Carabao data imaging gas leaking from carbonate reef. Image courtesy of CGG.

CGG announced on March 15 that the final geoscience data for its Carabao multi-client study, acquired offshore the Philippines was ready for delivery.
The study integrates over 8,500 km of new broadband prestack time-migrated 2D BroadSeis™ data and complementary marine gravity and magnetic data acquired with the seismic.
CGG said the BroadSeis data were acquired from May to August 2016 and processed in CGG’s Singapore imaging center, using the latest broadband imaging technology. The survey connects diverse sedimentary basins across the Philippines from West Palawan (the only currently-producing basin in the country), across the Sulu Sea, to the Philippines Mobile Belt. The survey area is characterized by extensional and compressional tectonic elements and displays positive indications of active petroleum systems.
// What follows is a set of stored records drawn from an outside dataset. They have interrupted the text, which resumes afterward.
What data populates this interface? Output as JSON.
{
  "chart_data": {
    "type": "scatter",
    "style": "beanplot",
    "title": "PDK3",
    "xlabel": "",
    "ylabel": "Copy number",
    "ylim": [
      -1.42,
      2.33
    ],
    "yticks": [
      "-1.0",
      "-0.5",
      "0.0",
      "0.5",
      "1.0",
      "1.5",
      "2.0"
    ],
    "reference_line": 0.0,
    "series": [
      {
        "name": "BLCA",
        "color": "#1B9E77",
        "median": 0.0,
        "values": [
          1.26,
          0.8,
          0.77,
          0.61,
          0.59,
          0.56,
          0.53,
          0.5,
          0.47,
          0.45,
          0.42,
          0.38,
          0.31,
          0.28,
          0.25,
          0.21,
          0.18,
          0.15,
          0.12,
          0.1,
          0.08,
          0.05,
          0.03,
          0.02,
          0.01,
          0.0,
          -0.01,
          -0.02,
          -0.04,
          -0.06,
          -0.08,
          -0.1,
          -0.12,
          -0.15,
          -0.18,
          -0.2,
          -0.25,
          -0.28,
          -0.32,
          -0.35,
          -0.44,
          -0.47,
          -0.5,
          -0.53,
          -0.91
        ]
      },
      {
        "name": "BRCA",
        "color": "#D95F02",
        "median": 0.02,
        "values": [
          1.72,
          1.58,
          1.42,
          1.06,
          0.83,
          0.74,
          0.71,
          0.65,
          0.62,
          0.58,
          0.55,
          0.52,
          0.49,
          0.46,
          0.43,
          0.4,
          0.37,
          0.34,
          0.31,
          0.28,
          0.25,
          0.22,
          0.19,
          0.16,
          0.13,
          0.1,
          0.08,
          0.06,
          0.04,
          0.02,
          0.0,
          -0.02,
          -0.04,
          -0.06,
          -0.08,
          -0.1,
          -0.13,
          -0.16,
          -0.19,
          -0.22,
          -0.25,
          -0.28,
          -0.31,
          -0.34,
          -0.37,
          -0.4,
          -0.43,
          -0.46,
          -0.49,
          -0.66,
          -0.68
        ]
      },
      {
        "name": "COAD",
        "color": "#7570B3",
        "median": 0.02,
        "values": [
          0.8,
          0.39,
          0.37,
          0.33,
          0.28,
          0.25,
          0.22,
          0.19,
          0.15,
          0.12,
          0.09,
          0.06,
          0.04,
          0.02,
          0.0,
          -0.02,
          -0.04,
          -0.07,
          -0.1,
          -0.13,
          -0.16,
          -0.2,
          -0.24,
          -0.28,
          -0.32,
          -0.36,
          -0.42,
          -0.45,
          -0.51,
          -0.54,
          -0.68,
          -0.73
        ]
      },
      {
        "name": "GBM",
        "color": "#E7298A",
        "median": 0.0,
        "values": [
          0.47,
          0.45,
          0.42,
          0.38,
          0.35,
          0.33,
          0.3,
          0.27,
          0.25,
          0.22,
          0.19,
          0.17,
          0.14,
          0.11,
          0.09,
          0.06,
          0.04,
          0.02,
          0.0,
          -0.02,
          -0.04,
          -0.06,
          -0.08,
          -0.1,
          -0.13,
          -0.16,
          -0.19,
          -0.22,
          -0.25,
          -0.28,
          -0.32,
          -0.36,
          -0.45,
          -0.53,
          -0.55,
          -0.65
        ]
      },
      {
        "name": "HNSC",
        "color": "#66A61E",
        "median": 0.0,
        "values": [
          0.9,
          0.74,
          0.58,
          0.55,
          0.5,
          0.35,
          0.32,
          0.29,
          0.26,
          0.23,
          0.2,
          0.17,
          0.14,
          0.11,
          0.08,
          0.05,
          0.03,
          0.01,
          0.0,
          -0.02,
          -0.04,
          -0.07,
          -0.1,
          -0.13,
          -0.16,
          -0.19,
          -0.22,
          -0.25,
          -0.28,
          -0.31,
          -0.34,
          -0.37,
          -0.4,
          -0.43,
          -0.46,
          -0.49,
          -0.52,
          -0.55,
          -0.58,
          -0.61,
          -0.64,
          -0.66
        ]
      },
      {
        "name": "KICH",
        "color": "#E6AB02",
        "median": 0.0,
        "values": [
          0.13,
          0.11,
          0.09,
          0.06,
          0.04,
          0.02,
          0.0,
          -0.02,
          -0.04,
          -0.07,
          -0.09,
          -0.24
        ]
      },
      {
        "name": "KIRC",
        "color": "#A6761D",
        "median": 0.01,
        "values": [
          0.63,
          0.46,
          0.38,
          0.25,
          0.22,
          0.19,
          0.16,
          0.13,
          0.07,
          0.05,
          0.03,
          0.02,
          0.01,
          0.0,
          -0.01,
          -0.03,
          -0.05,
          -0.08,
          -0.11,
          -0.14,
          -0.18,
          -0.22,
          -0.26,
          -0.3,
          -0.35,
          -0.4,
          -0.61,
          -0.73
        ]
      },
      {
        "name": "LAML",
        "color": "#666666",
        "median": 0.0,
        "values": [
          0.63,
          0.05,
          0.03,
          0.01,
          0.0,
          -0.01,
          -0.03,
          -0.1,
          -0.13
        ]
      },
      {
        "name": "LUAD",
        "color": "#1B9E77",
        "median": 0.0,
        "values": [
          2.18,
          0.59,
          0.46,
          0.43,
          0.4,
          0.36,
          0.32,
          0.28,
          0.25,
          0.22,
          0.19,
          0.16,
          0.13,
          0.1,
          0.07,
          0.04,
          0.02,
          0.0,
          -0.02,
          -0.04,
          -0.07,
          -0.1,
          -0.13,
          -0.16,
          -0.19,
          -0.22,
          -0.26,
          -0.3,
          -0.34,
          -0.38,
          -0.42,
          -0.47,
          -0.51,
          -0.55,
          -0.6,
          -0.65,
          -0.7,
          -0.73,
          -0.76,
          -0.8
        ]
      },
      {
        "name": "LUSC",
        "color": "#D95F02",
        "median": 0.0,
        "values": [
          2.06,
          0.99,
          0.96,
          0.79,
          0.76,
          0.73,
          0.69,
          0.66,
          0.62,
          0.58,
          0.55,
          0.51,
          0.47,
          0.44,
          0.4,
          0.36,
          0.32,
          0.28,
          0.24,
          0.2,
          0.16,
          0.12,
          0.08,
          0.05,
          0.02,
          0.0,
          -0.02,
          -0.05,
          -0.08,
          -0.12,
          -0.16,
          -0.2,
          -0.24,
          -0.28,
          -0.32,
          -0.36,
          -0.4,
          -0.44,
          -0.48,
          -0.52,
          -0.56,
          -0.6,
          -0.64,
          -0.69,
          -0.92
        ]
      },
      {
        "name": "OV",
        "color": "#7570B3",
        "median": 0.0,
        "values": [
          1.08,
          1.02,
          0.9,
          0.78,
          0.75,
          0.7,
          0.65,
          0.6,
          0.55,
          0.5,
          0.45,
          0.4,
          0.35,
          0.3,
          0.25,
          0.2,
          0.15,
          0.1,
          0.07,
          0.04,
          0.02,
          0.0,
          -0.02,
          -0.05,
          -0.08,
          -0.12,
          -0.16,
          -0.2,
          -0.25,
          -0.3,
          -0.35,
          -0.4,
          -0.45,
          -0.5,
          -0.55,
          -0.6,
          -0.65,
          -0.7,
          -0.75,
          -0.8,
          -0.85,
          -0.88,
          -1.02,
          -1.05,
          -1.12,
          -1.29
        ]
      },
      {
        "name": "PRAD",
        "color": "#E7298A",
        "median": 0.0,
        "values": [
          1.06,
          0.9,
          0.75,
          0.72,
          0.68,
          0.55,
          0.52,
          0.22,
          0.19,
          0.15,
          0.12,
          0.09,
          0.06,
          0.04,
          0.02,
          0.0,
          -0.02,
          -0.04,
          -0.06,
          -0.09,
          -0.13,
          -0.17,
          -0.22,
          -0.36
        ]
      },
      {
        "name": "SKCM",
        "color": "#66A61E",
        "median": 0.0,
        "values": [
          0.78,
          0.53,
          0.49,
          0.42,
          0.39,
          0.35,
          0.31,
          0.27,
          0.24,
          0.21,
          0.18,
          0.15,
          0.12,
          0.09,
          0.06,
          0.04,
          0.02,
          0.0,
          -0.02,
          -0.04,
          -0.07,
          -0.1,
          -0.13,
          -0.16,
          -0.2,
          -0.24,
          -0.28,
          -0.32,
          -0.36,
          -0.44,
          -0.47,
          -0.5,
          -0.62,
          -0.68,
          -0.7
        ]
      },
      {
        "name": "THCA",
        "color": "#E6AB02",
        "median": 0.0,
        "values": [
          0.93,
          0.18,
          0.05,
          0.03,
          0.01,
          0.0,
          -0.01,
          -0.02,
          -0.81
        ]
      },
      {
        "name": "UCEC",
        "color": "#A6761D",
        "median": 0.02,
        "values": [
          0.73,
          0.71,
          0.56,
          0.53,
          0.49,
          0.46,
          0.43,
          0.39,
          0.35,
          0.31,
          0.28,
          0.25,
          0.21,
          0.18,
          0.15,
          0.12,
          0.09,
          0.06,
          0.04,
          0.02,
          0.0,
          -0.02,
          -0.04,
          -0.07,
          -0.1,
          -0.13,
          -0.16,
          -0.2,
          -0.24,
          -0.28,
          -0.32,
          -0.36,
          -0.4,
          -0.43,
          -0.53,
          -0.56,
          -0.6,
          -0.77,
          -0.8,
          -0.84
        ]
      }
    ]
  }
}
The marine gravity and magnetic data were acquired and processed in parallel with the seismic survey by CGG Multi-Physics. This potential field data will aid interpretation by providing an overview of the basement-controlled structural trends in the area. By considering different physical properties of the same geological section, the potential field data can also discriminate between volcanics, intrusives, carbonates and salt, where present, further de-risking and enhancing interpretation of the seismic data.
Luc Schlumberger, EVP, Multi-Client & New Ventures, CGG, said: “Our Carabao regional study is part of CGG’s strategy to provide greater understanding of prospective regions by combining our geological expertise with state-of-the-art geophysical technology in integrated geoscience programs. This multi-client seismic and gravmag program will provide new insight into this underexplored region. We are confident it will underpin future exploration success by enabling petroleum explorers to better understand the geological history of this complex area and its petroleum potential.”